Cheng Pei-Wen, Liang Hsin-Li, Lin Hui-Li, Hao Chi-Long, Tseng Yu-Hsiu, Tu Yi-Chen, Yeh Bor-Chun, Shen Kuo-Ping
Department of Medical Education and Research, Kaohsiung Veterans General Hospital, No. 386, Dazhong 1st Rd., Zuoying Dist., Kaohsiung City 813414, Taiwan.
Institute of Biomedical Sciences, National Sun Yat-Sen University, No. 70, Lien-hai Rd., Kaohsiung City 804, Taiwan.
J Clin Biochem Nutr. 2022 May;70(3):248-255. doi: 10.3164/jcbn.21-158. Epub 2022 Mar 24.

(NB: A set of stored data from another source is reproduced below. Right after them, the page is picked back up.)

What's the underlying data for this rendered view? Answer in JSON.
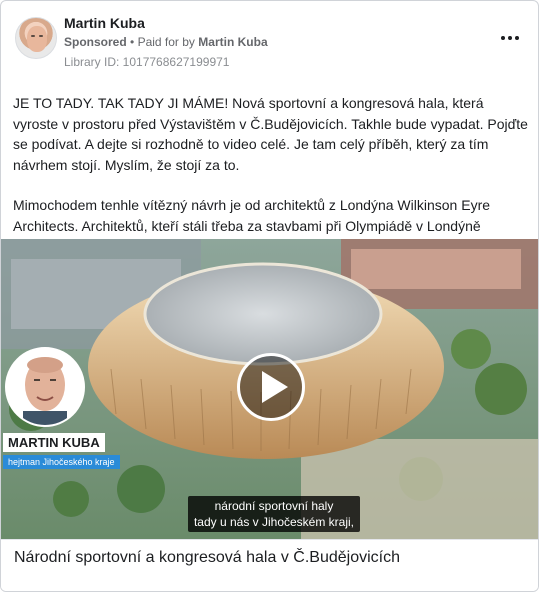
{
  "ad": {
    "page_name": "Martin Kuba",
    "sponsored_label": "Sponsored",
    "paid_for_prefix": "Paid for by",
    "paid_for_name": "Martin Kuba",
    "library_id": "Library ID: 1017768627199971",
    "more_icon": "more-horizontal-icon"
  },
  "body": {
    "paragraph_1": "JE TO TADY. TAK TADY JI MÁME! Nová sportovní a kongresová hala, která vyroste v prostoru před Výstavištěm v Č.Budějovicích. Takhle bude vypadat. Pojďte se podívat. A dejte si rozhodně to video celé. Je tam celý příběh, který za tím návrhem stojí. Myslím, že stojí za to.",
    "paragraph_2": "Mimochodem tenhle vítězný návrh je od architektů z Londýna Wilkinson Eyre Architects. Architektů, kteří stáli třeba za stavbami při Olympiádě v Londýně nebo…"
  },
  "video": {
    "overlay_name": "MARTIN KUBA",
    "overlay_title": "hejtman Jihočeského kraje",
    "subtitle": "národní sportovní haly\ntady u nás v Jihočeském kraji,",
    "play_icon": "play-icon"
  },
  "footer": {
    "title": "Národní sportovní a kongresová hala v Č.Budějovicích"
  }
}
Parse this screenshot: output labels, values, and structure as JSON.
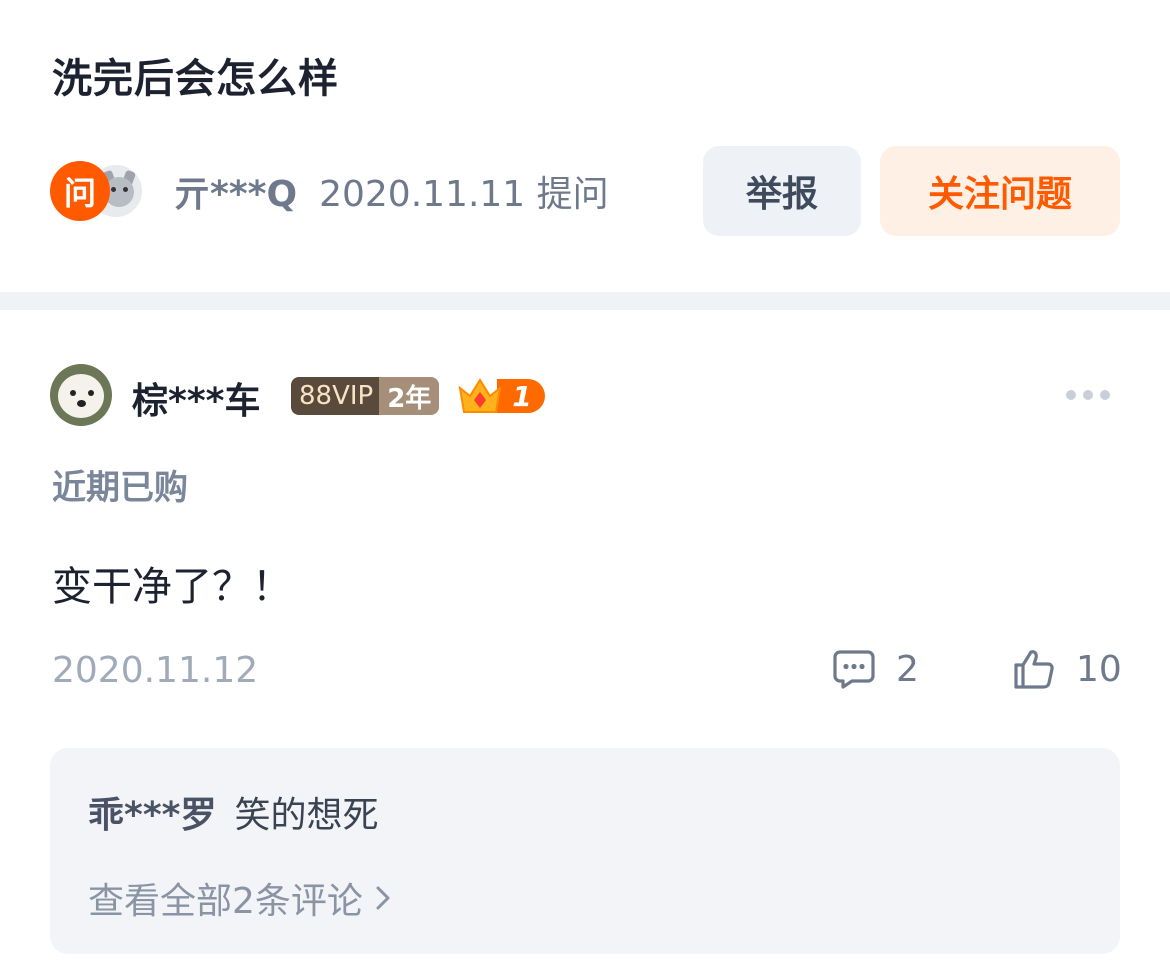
{
  "question": {
    "title": "洗完后会怎么样",
    "ask_badge": "问",
    "asker_name": "亓***Q",
    "asker_meta": "2020.11.11 提问",
    "report_label": "举报",
    "follow_label": "关注问题"
  },
  "answer": {
    "user_name": "棕***车",
    "vip_label": "88VIP",
    "vip_years": "2年",
    "level": "1",
    "tag": "近期已购",
    "text": "变干净了？！",
    "date": "2020.11.12",
    "comment_count": "2",
    "like_count": "10"
  },
  "reply": {
    "user": "乖***罗",
    "text": "笑的想死",
    "view_all": "查看全部2条评论"
  },
  "colors": {
    "accent": "#ff5a00",
    "follow_bg": "#fff0e5",
    "report_bg": "#eef2f6",
    "muted_text": "#6e7a8c",
    "reply_bg": "#f2f4f7"
  },
  "icons": [
    "ask-badge-icon",
    "comment-icon",
    "thumbs-up-icon",
    "crown-icon",
    "more-dots-icon",
    "chevron-right-icon"
  ]
}
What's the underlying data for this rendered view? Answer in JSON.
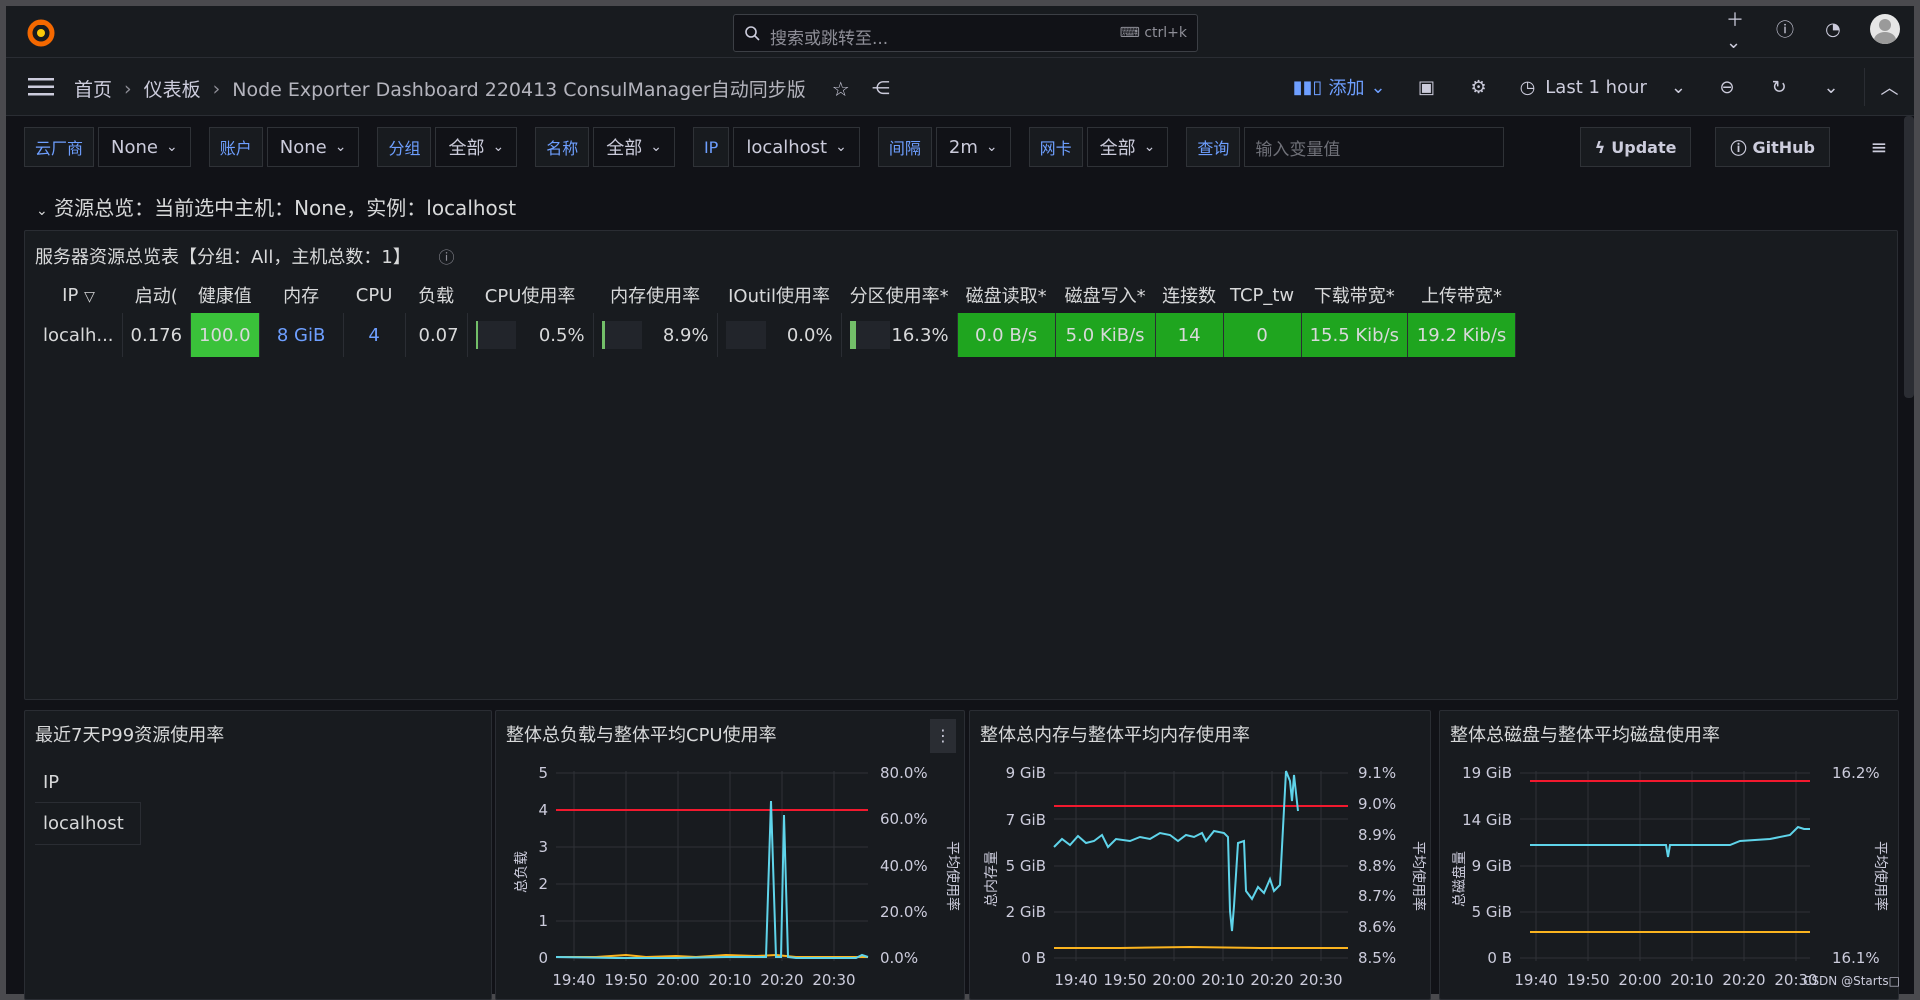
{
  "topbar": {
    "search_placeholder": "搜索或跳转至...",
    "shortcut": "ctrl+k"
  },
  "navbar": {
    "crumbs": [
      "首页",
      "仪表板",
      "Node Exporter Dashboard 220413 ConsulManager自动同步版"
    ],
    "add_label": "添加",
    "time_range": "Last 1 hour"
  },
  "variables": [
    {
      "label": "云厂商",
      "value": "None"
    },
    {
      "label": "账户",
      "value": "None"
    },
    {
      "label": "分组",
      "value": "全部"
    },
    {
      "label": "名称",
      "value": "全部"
    },
    {
      "label": "IP",
      "value": "localhost"
    },
    {
      "label": "间隔",
      "value": "2m"
    },
    {
      "label": "网卡",
      "value": "全部"
    }
  ],
  "query": {
    "label": "查询",
    "placeholder": "输入变量值"
  },
  "links": {
    "update": "Update",
    "github": "GitHub"
  },
  "row_title": "资源总览：当前选中主机：None，实例：localhost",
  "overview": {
    "title": "服务器资源总览表【分组：All，主机总数：1】",
    "headers": [
      "IP",
      "启动(",
      "健康值",
      "内存",
      "CPU",
      "负载",
      "CPU使用率",
      "内存使用率",
      "IOutil使用率",
      "分区使用率*",
      "磁盘读取*",
      "磁盘写入*",
      "连接数",
      "TCP_tw",
      "下载带宽*",
      "上传带宽*"
    ],
    "row": {
      "ip": "localh...",
      "uptime": "0.176",
      "health": "100.0",
      "mem": "8 GiB",
      "cpu": "4",
      "load": "0.07",
      "cpu_pct": "0.5%",
      "cpu_frac": 0.005,
      "mem_pct": "8.9%",
      "mem_frac": 0.089,
      "io_pct": "0.0%",
      "io_frac": 0.0,
      "part_pct": "16.3%",
      "part_frac": 0.163,
      "disk_read": "0.0 B/s",
      "disk_write": "5.0 KiB/s",
      "conn": "14",
      "tcp_tw": "0",
      "down": "15.5 Kib/s",
      "up": "19.2 Kib/s"
    }
  },
  "p99": {
    "title": "最近7天P99资源使用率",
    "header": "IP",
    "value": "localhost"
  },
  "charts": {
    "cpu": {
      "title": "整体总负载与整体平均CPU使用率",
      "y_ticks": [
        "5",
        "4",
        "3",
        "2",
        "1",
        "0"
      ],
      "y2_ticks": [
        "80.0%",
        "60.0%",
        "40.0%",
        "20.0%",
        "0.0%"
      ],
      "x_ticks": [
        "19:40",
        "19:50",
        "20:00",
        "20:10",
        "20:20",
        "20:30"
      ],
      "ylabel": "总负载",
      "y2label": "平均使用率"
    },
    "mem": {
      "title": "整体总内存与整体平均内存使用率",
      "y_ticks": [
        "9 GiB",
        "7 GiB",
        "5 GiB",
        "2 GiB",
        "0 B"
      ],
      "y2_ticks": [
        "9.1%",
        "9.0%",
        "8.9%",
        "8.8%",
        "8.7%",
        "8.6%",
        "8.5%"
      ],
      "x_ticks": [
        "19:40",
        "19:50",
        "20:00",
        "20:10",
        "20:20",
        "20:30"
      ],
      "ylabel": "总内存量",
      "y2label": "平均使用率"
    },
    "disk": {
      "title": "整体总磁盘与整体平均磁盘使用率",
      "y_ticks": [
        "19 GiB",
        "14 GiB",
        "9 GiB",
        "5 GiB",
        "0 B"
      ],
      "y2_ticks": [
        "16.2%",
        "16.1%"
      ],
      "x_ticks": [
        "19:40",
        "19:50",
        "20:00",
        "20:10",
        "20:20",
        "20:30"
      ],
      "ylabel": "总磁盘量",
      "y2label": "平均使用率"
    }
  },
  "watermark": "CSDN @Starts□"
}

In past researches, we had been proved the action mechanism of pre-germinated brown rice (PGBR) to treat metabolic syndrome and diabetes mellitus. This study was to investigate the protective effect of PGBR in high fructose and high fat-induced non-alcoholic fatty liver disease (NAFLD) in rodents. WKY rats were divided into: Control group was fed normal drinking water and diet; FLD group was fed 10% high-fructose-water (HFW) and high-fat-diet (HFD); PGBR group was given HFW, and HFD mixed PGBR. After four weeks, the body, hepatic and cardiac weight gains of FLD group had significant increases than that of Control group. The enhanced blood pressure and heart rate, hypertriglyceridemia, hyperuricemia, and higher liver function index (GPT levels) were observed; meanwhile, the IL-6 and TNF-α levels of serum, and TG level of liver were also elevated in FLD group. The related protein expressions of lipid synthesis, inflammation, cardiac fibrosis, and hypertrophy were deteriorated by HFW/HFD. However, in treatment group, PGBR decreased all above influenced parameters, additionally GOT; and related protein expressions. PGBR treated HFW/HFD-induced NAFLD and cardiac complications might be via improving lipid homeostasis, and inhibiting inflammation. Together, PGBR could be used as a healthy food for controlling NAFLD and its' cardiac dysfunction.
在以往的研究中,我们已经证实了发芽糙米(PGBR)治疗代谢综合征和糖尿病的作用机制。本研究旨在探讨PGBR对高果糖和高脂肪诱导的啮齿动物非酒精性脂肪性肝病(NAFLD)的保护作用。WKY大鼠被分为:对照组给予正常饮用水和饮食;脂肪肝组给予10%高果糖水(HFW)和高脂肪饮食(HFD);PGBR组给予HFW和混合了PGBR的HFD。四周后,脂肪肝组的体重、肝脏和心脏增重显著高于对照组。观察到血压和心率升高、高甘油三酯血症、高尿酸血症以及肝功能指标(GPT水平)升高;同时,脂肪肝组血清IL-6和TNF-α水平以及肝脏TG水平也升高。HFW/HFD使脂质合成、炎症、心脏纤维化和肥大的相关蛋白表达恶化。然而,在治疗组中,PGBR降低了上述所有受影响的参数,另外还有GOT以及相关蛋白表达。PGBR治疗HFW/HFD诱导的NAFLD和心脏并发症可能是通过改善脂质稳态和抑制炎症来实现的。总之,PGBR可作为一种控制NAFLD及其心脏功能障碍的健康食品。